All patients had symptoms of POP, 30.8% - stress urinary incontinence, 39.2% - overactive bladder, 16.5% - voiding difficulty.
On examination a cystocele stage 2+ was found in 86.9%, significant central compartment prolapse in 54.9%, and a rectocele stage 2+ - in 43%. In 89% we detected any form of prolapse of stage 2 or higher.
Mean vaginal parity was 2.0 (range, 0- 5), and 81% were vaginally parous. A vacuum or Forceps was reported by 2.1%, a hysterectomy by 8%. BMI was 27 (range, 18-53).
The percentage of fitted cube pessaries was as follows: size 0 - 6.3%, 1 – 20.0%, 2 – 33.0%, 3 - 26.7%, 4 - 10.4%, 5 - 3.6%. POP-Q stage had no influence on fitted cube pessary size. There were statistically significant differences on hiatal dimensions between patients with different cube pessary size (0-5) – bigger for bigger pessary (in cm2 AH: 20.75, 20.54, 23.67, 27.38, 30.49, 33.87, in cm CH: 17.11, 17.04, 18.32, 19.69, 20.65, 21.85, in cm LH: 6.25, 6.29, 6.73, 7.22, 7.56, 8.05).
After inserting cube pessary at rest D value (PFU-TA and PFS-TV) was smaller than before insertion (1.68cm vs. 2.1cm, p<0.0004 and 1.04cm vs. 1.38cm, p<0.0004). The rest measurements were not different.
The differences in HI (PFU-TA and PFS-TV), SL, AH, CH and LH during Kegel’s exercises performed without pessary and with pessary inserted were not statistically significant. DI in PFS-TV in patients with cube pessary had lower value (0.30cm vs. 0.46, p<0.007), but in PFU-TA differences were not statistically significant (0.15cm vs. 0.27, p<0.12).

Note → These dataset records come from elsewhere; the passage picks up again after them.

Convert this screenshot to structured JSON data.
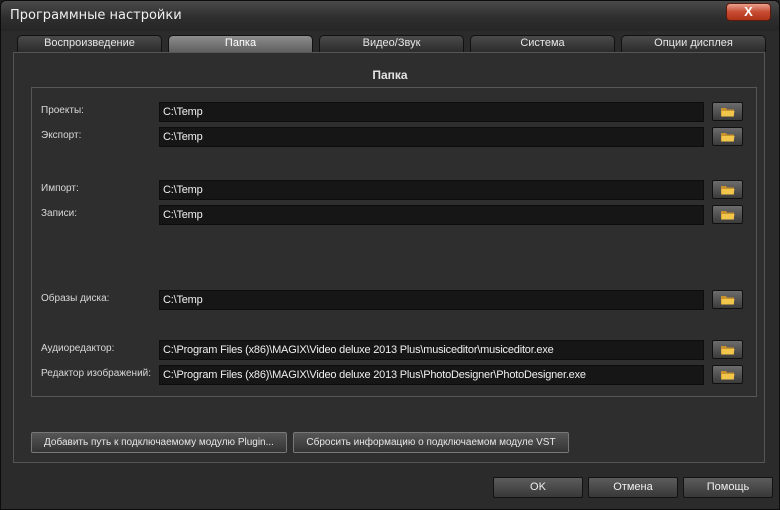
{
  "window": {
    "title": "Программные настройки",
    "close_glyph": "X"
  },
  "tabs": [
    {
      "label": "Воспроизведение"
    },
    {
      "label": "Папка"
    },
    {
      "label": "Видео/Звук"
    },
    {
      "label": "Система"
    },
    {
      "label": "Опции дисплея"
    }
  ],
  "panel": {
    "title": "Папка",
    "rows": [
      {
        "label": "Проекты:",
        "value": "C:\\Temp"
      },
      {
        "label": "Экспорт:",
        "value": "C:\\Temp"
      },
      {
        "label": "Импорт:",
        "value": "C:\\Temp"
      },
      {
        "label": "Записи:",
        "value": "C:\\Temp"
      },
      {
        "label": "Образы диска:",
        "value": "C:\\Temp"
      },
      {
        "label": "Аудиоредактор:",
        "value": "C:\\Program Files (x86)\\MAGIX\\Video deluxe 2013 Plus\\musiceditor\\musiceditor.exe"
      },
      {
        "label": "Редактор изображений:",
        "value": "C:\\Program Files (x86)\\MAGIX\\Video deluxe 2013 Plus\\PhotoDesigner\\PhotoDesigner.exe"
      }
    ]
  },
  "plugin_buttons": {
    "add_path": "Добавить путь к подключаемому модулю Plugin...",
    "reset_vst": "Сбросить информацию о подключаемом модуле VST"
  },
  "footer": {
    "ok": "OK",
    "cancel": "Отмена",
    "help": "Помощь"
  },
  "icons": {
    "browse": "folder-icon",
    "folder_color": "#f2c64a"
  }
}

During Valsalva maneuver the following diameters were smaller in women with cube pessary inserted comparing to pessary taken out: value HI PFS-TV (0.8cm vs. 1.45cm, p<0.000000), value HI PFU-TA (0.92cm vs. 1.61cm, p<0.000000), AH (-3.9cm2 vs. -6.62cm2, p<0.000000), CH (-1.21cm vs. -2.12cm, p<0.000000), LH (-0.38cm vs. -0.6cm, p<0.000014), SL (-0.15cm vs. -0,25cm, p<0.016). The difference in DI value in PFS-TV was statistically significant (-0.29cm vs. -0.44, p<0.04), while in PFU-TA did not reach statistical significance (-0.17cm vs. -0.28, p<0.08)
During Kegel’s exercises a higher degree of hiatus decreasing size was observed in women without total puborectalis avulsion in comparison to patients with avulsion: LH (1.03cm vs. 0.72cm, p<0.00052), AH (4.66cm vs. 3.22cm, p<0.000588), CH (2,18cm vs. 1,43cm, p<0.0006).
During Valsalva maneuver differences were not statistically significant, however in patients without total puborectalis avulsion hiatal dimensions were smaller.
There were no statistically significant differences in value HI (PFU-TA and PFS-TV) between patients with and without avulsion during Kegel's exercises and Valsalva maneuver.